Metabolic and Endocrine: Weight change, peripheral edema, abnormal lactation, gynecomastia, menstrual irregularities, false results on pregnancy tests, impotency in men and increased libido in women have all been known to occur in some patients on phenothiazine therapy.
Allergic Reactions: Skin disorders such as itching, erythema, urticaria, seborrhea, photosensitivity, eczema and even exfoliative dermatitis have been reported with phenothiazine derivatives. The possibility of anaphylactoid reactions occurring in some patients should be borne in mind.
Hematologic: Routine blood counts are advisable during therapy since blood dyscrasias including leukopenia, agranulocytosis, thrombocytopenic or nonthrombocytopenic purpura, eosinophilia, and pancytopenia have been observed with phenothiazine derivatives. Furthermore, if any soreness of the mouth, gums, or throat, or any symptoms of upper respiratory infection occur and confirmatory leukocyte count indicates cellular depression, therapy should be discontinued and other appropriate measures instituted immediately.

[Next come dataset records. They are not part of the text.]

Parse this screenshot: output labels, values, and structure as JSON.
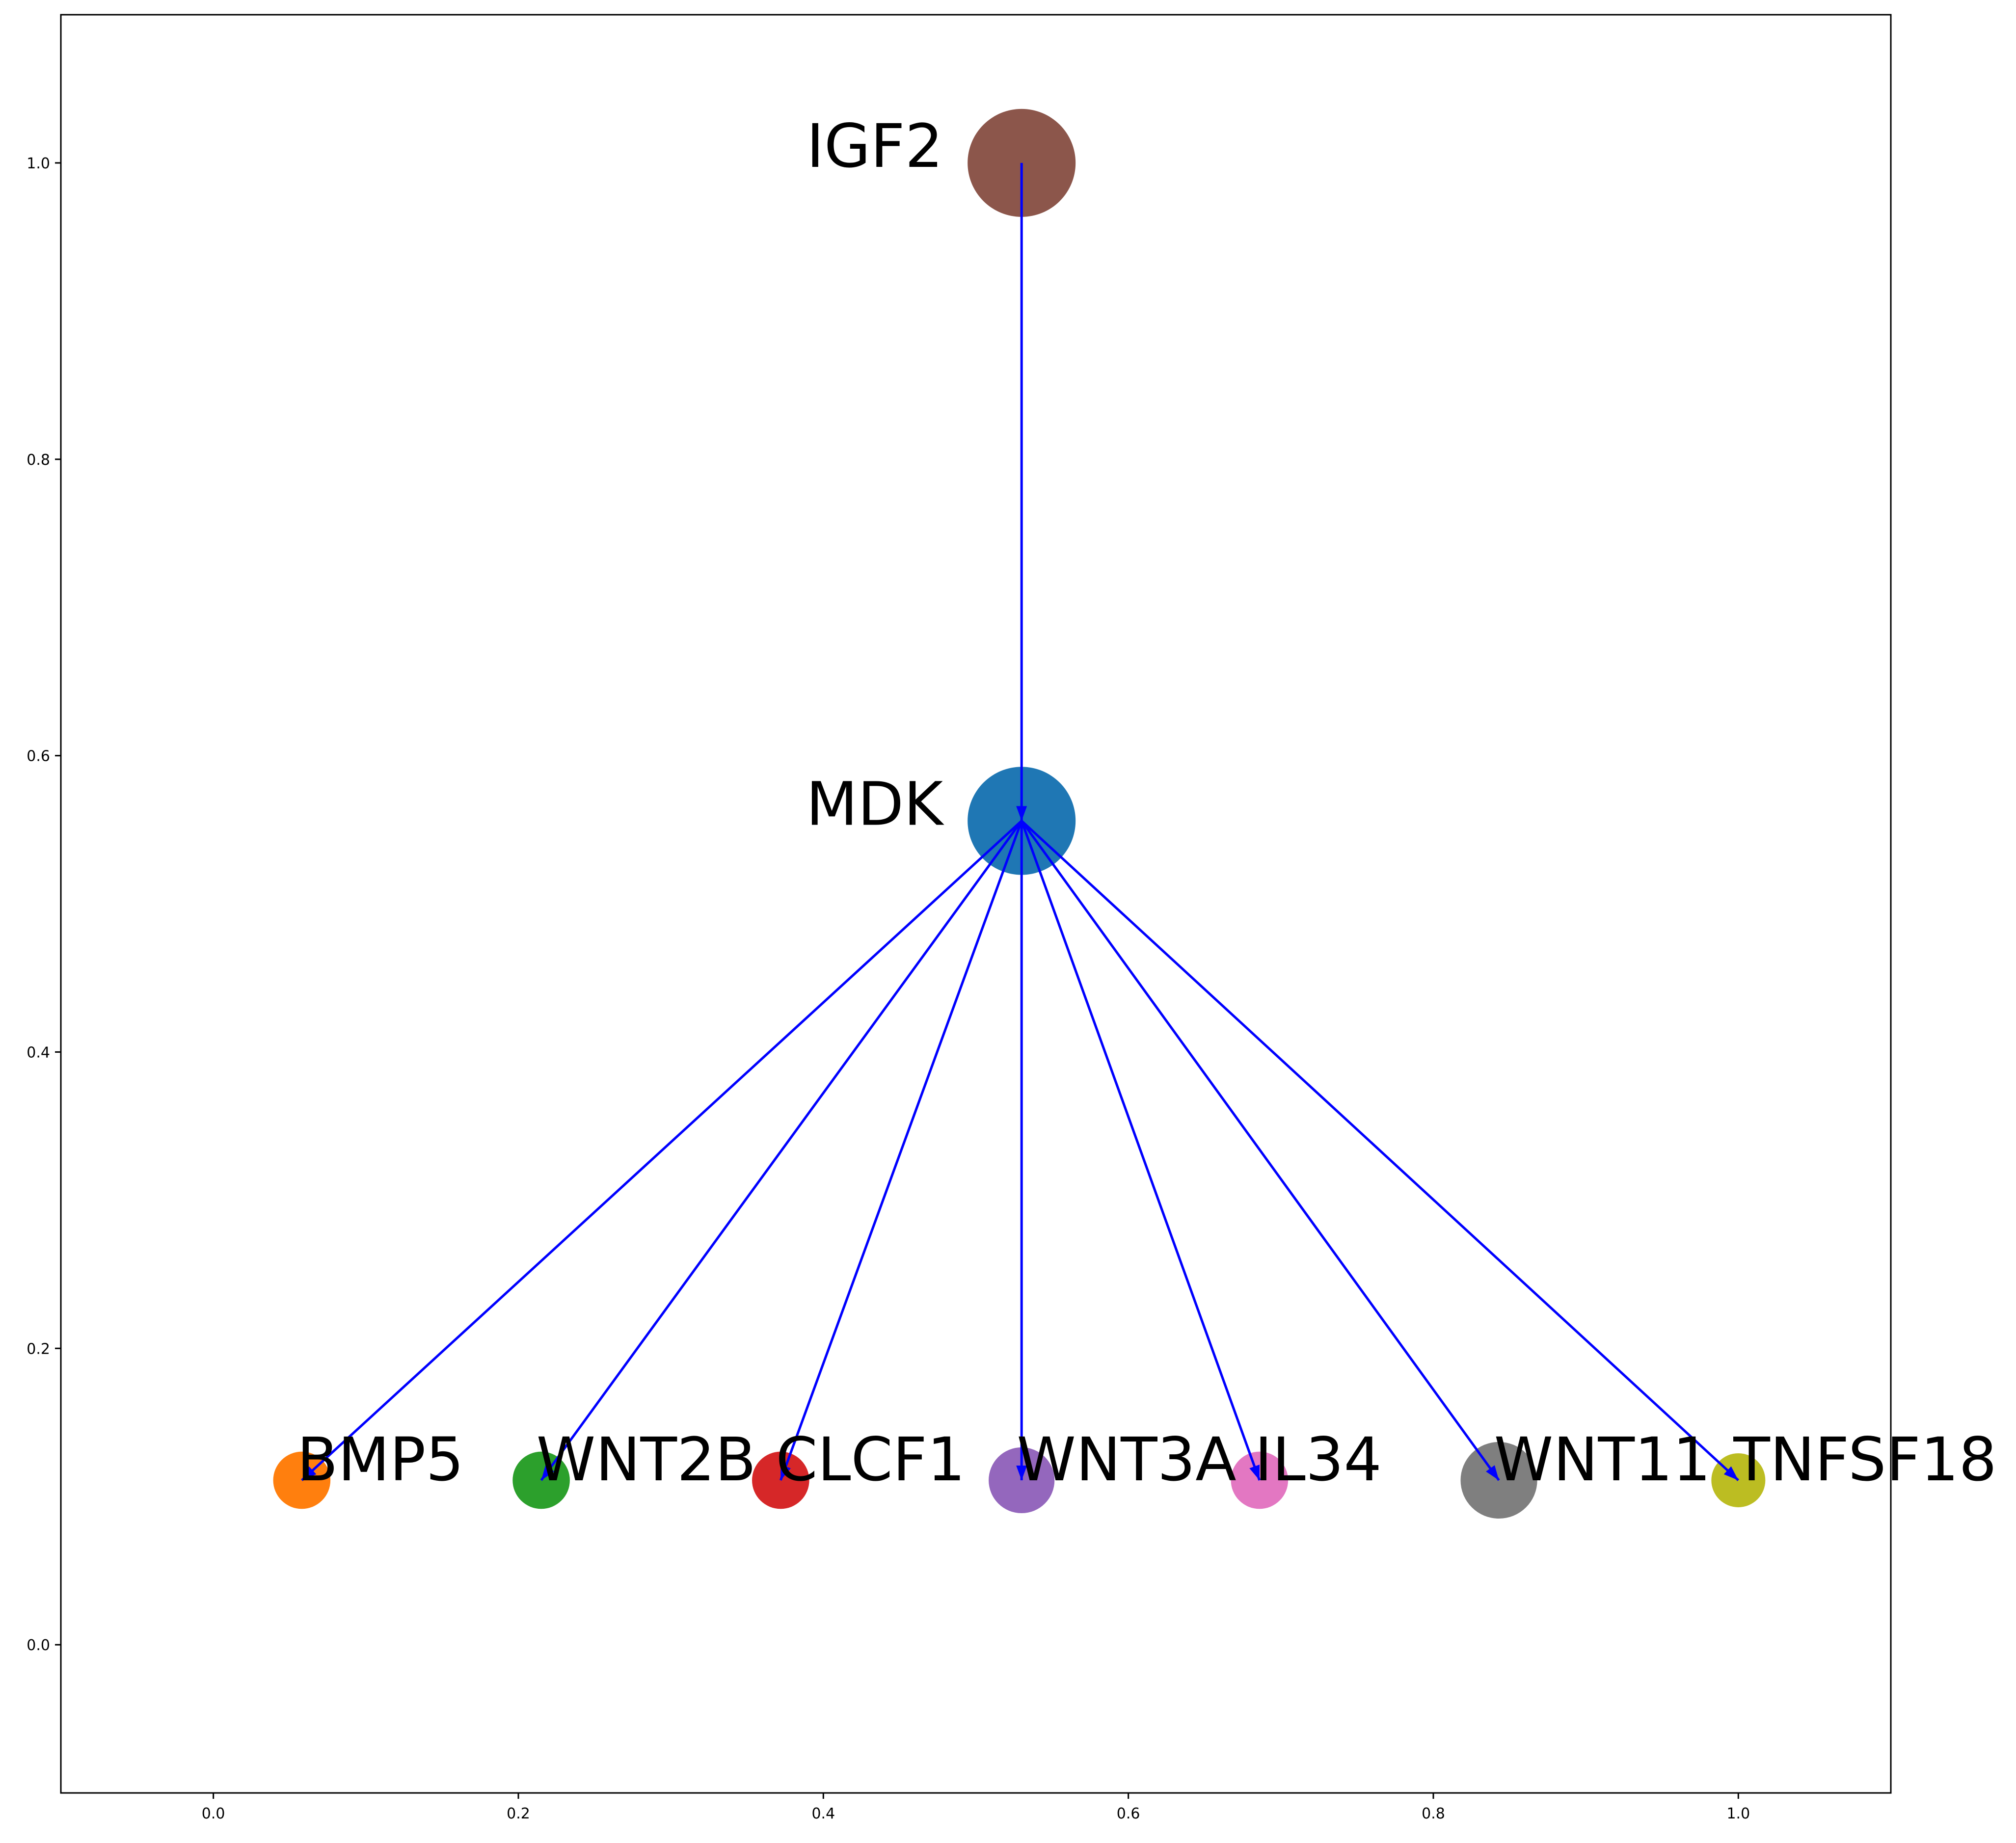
{
  "chart_data": {
    "type": "network",
    "title": "",
    "xlabel": "",
    "ylabel": "",
    "xlim": [
      -0.1,
      1.1
    ],
    "ylim": [
      -0.1,
      1.1
    ],
    "grid": false,
    "x_ticks": [
      0.0,
      0.2,
      0.4,
      0.6,
      0.8,
      1.0
    ],
    "y_ticks": [
      0.0,
      0.2,
      0.4,
      0.6,
      0.8,
      1.0
    ],
    "x_tick_labels": [
      "0.0",
      "0.2",
      "0.4",
      "0.6",
      "0.8",
      "1.0"
    ],
    "y_tick_labels": [
      "0.0",
      "0.2",
      "0.4",
      "0.6",
      "0.8",
      "1.0"
    ],
    "edge_color": "#0000ff",
    "nodes": [
      {
        "id": "IGF2",
        "label": "IGF2",
        "x": 0.53,
        "y": 1.0,
        "size": 1.0,
        "color": "#8c564b",
        "label_anchor": "end"
      },
      {
        "id": "MDK",
        "label": "MDK",
        "x": 0.53,
        "y": 0.556,
        "size": 1.0,
        "color": "#1f77b4",
        "label_anchor": "end"
      },
      {
        "id": "BMP5",
        "label": "BMP5",
        "x": 0.058,
        "y": 0.111,
        "size": 0.53,
        "color": "#ff7f0e",
        "label_anchor": "start"
      },
      {
        "id": "WNT2B",
        "label": "WNT2B",
        "x": 0.215,
        "y": 0.111,
        "size": 0.53,
        "color": "#2ca02c",
        "label_anchor": "start"
      },
      {
        "id": "CLCF1",
        "label": "CLCF1",
        "x": 0.372,
        "y": 0.111,
        "size": 0.53,
        "color": "#d62728",
        "label_anchor": "start"
      },
      {
        "id": "WNT3A",
        "label": "WNT3A",
        "x": 0.53,
        "y": 0.111,
        "size": 0.61,
        "color": "#9467bd",
        "label_anchor": "start"
      },
      {
        "id": "IL34",
        "label": "IL34",
        "x": 0.686,
        "y": 0.111,
        "size": 0.53,
        "color": "#e377c2",
        "label_anchor": "start"
      },
      {
        "id": "WNT11",
        "label": "WNT11",
        "x": 0.843,
        "y": 0.111,
        "size": 0.71,
        "color": "#7f7f7f",
        "label_anchor": "start"
      },
      {
        "id": "TNFSF18",
        "label": "TNFSF18",
        "x": 1.0,
        "y": 0.111,
        "size": 0.5,
        "color": "#bcbd22",
        "label_anchor": "start"
      }
    ],
    "edges": [
      {
        "source": "IGF2",
        "target": "MDK"
      },
      {
        "source": "MDK",
        "target": "BMP5"
      },
      {
        "source": "MDK",
        "target": "WNT2B"
      },
      {
        "source": "MDK",
        "target": "CLCF1"
      },
      {
        "source": "MDK",
        "target": "WNT3A"
      },
      {
        "source": "MDK",
        "target": "IL34"
      },
      {
        "source": "MDK",
        "target": "WNT11"
      },
      {
        "source": "MDK",
        "target": "TNFSF18"
      }
    ]
  }
}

Hepatic: Liver damage as manifested by cholestatic jaundice may be encountered, particularly during the first months of therapy; treatment should be discontinued if this occurs. An increase in cephalin flocculation, sometimes accompanied by alterations in other liver function tests, has been reported in patients receiving fluphenazine hydrochloride who have had no clinical evidence of liver damage.